What really matters is care
Nayuka Gorrie will look at Indigenous queer kinship systems from their experience as a creative and an Indigenous person in Australia in one keynote. And Tim Roberts, a leather scene historian, will discuss the significance and social relationships around objects and things people wear, and the communities that exist in the Australian leather scene, in another.
A portion of the Australian AIDS Memorial quilt, dedicated to members of the Australian leather community who passed away from AIDS, is also on show.
Trans-activist poet ALOK gives an exclusive poetry reading of ‘Friendship is Romance’ from their home in New York for Bedroom Eyes.
And Helen Grace’s photographic documentation of Amazon Acres, an all-female community built around an ethos of no meat, no men, no machines, offers a unique insight into “an alternative to conventional familial structures,” Ms Grace said in a recent interview.
“[Amazon Acres provided] alternatives to the fact that women would marry and have children.
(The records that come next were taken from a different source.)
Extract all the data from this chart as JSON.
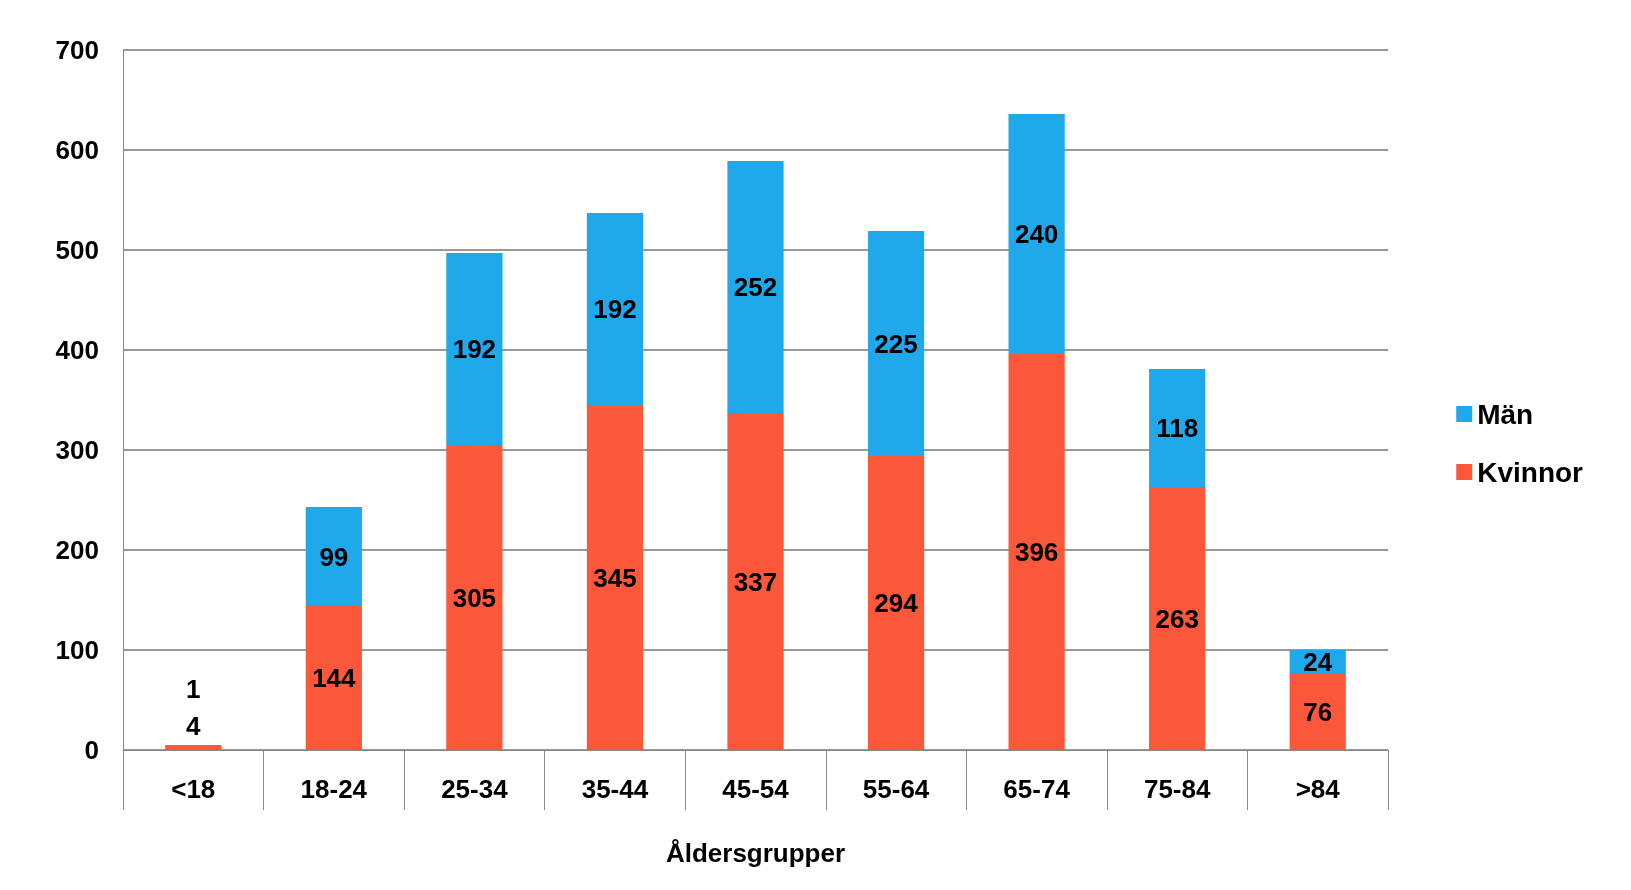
{
  "chart_data": {
    "type": "bar",
    "xlabel": "Åldersgrupper",
    "categories": [
      "<18",
      "18-24",
      "25-34",
      "35-44",
      "45-54",
      "55-64",
      "65-74",
      "75-84",
      ">84"
    ],
    "series": [
      {
        "name": "Kvinnor",
        "color": "#fb573a",
        "values": [
          4,
          144,
          305,
          345,
          337,
          294,
          396,
          263,
          76
        ]
      },
      {
        "name": "Män",
        "color": "#1fa8ea",
        "values": [
          1,
          99,
          192,
          192,
          252,
          225,
          240,
          118,
          24
        ]
      }
    ],
    "stacked": true,
    "data_labels": true,
    "ylim": [
      0,
      700
    ],
    "yticks": [
      0,
      100,
      200,
      300,
      400,
      500,
      600,
      700
    ],
    "grid": "y",
    "legend": "right"
  }
}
A utopian world was realised in so many people’s lives in that period. Those alternative kinship structures that were established back then remain. What really matters is care.”
Forms of Being Together offers virtual tours of the Galleries as well as downloadable art objects: a collaborative font and art zines designed by Sydney-based graphic designer Ella Sutherland.
And with any luck, patrons will experience DJ Gemma in situ at Macon Reed’s Eulogy for the Dyke Bar before the exhibition closes in November, transforming the space from eulogy to a nucleus for creating vibrant new memories.